16. This being the case, when that verse of Maro's gives us pleasure,
"Happy is he who can understand the causes of things," 
it still does not follow that our felicity depends upon our knowing the causes of the great physical processes in the world, which are hidden in the secret maze of nature,
"Whence earthquakes, whose force swells the sea to flood, so that they burst their bounds and then subside again," 
and other such things as this.
But we ought to know the causes of good and evil in things, at least as far as men may do so in this life, filled as it is with errors and distress, in order to avoid these errors and distresses. We must always aim at that true felicity wherein misery does not distract, nor error mislead. If it is a good thing to understand the causes of physical motion, there is nothing of greater concern in these matters which we ought to understand than our own health. But when we are in ignorance of such things, we seek out a physician, who has seen how the secrets of heaven and earth still remain hidden from us, and what patience there must be in unknowing.
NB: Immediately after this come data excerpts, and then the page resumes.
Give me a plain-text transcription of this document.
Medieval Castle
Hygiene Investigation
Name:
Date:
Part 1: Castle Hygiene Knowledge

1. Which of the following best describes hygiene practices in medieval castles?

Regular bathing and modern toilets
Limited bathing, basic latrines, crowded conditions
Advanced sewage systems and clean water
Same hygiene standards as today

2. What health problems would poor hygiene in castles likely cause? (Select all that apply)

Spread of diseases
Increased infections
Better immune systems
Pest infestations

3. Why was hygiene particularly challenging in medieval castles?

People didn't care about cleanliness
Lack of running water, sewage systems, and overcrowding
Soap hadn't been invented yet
17. Although we should beware of error wherever possible, not only in great matters but in small ones as well, it is impossible not to be ignorant of many things. Yet it does not follow that one falls into error out of ignorance alone. If someone thinks he knows what he does not know, if he approves as true what is actually false, this then is error, in the proper sense of the term. Obviously, much depends on the question involved in the error, for in one and the same question one naturally prefers the instructed to the ignorant, the expert to the blunderer, and this with good reason. In a complex issue, however, as when one man knows one thing and another man knows something else, if the former knowledge is more useful and the latter is less useful or even harmful, who in this latter case would not prefer ignorance? There are some things, after all, that it is better not to know than to know. Likewise, there is sometimes profit in error-but on a journey, not in morals.  This sort of thing happened to us once, when we mistook the way at a crossroads and did not go by the place where an armed gang of Donatists lay in wait to ambush us. We finally arrived at the place where we were going, but only by a roundabout way, and upon learning of the ambush, we were glad to have erred and gave thanks to God for our error. Who would doubt, in such a situation, that the erring traveler is better off than the unerring brigand? This perhaps explains the meaning of our finest poet, when he speaks for an unhappy lover:
"When I saw [her] I was undone, and fatal error swept me away," 
for there is such a thing as a fortunate mistake which not only does no harm but actually does some good.
But now for a more careful consideration of the truth in this business. To err means nothing more than to judge as true what is in fact false, and as false what is true. It means to be certain about the uncertain, uncertain about the certain, whether it be certainly true or certainly false. This sort of error in the mind is deforming and improper, since the fitting and proper thing would be to be able to say, in speech or judgment: "Yes, yes. No, no."  Actually, the wretched lives we lead come partly from this: that sometimes if they are not to be entirely lost, error is unavoidable. It is different in that higher life where Truth itself is the life of our souls, where none deceives and none is deceived. In this life men deceive and are deceived, and are actually worse off when they deceive by lying than when they are deceived by believing lies. Yet our rational mind shrinks from falsehood, and naturally avoids error as much as it can, so that even a deceiver is unwilling to be deceived by somebody else.  For the liar thinks he does not deceive himself and that he deceives only those who believe him. Indeed, he does not err in his lying, if he himself knows what the truth is. But he is deceived in this, that he supposes that his lie does no harm to himself, when actually every sin harms the one who commits it more that it does the one who suffers it.
 Virgil, Georgios, II, 490.
 Ibid., 479.
 Sed in via pedum, non in via morum.
 Virgil, Eclogue, VIII, 42. The context of the passage is Damon's complaint over his faithless Nyssa; he is here remembering the first time he ever saw her-when he was twelve! Cf. Theocritus, II, 82.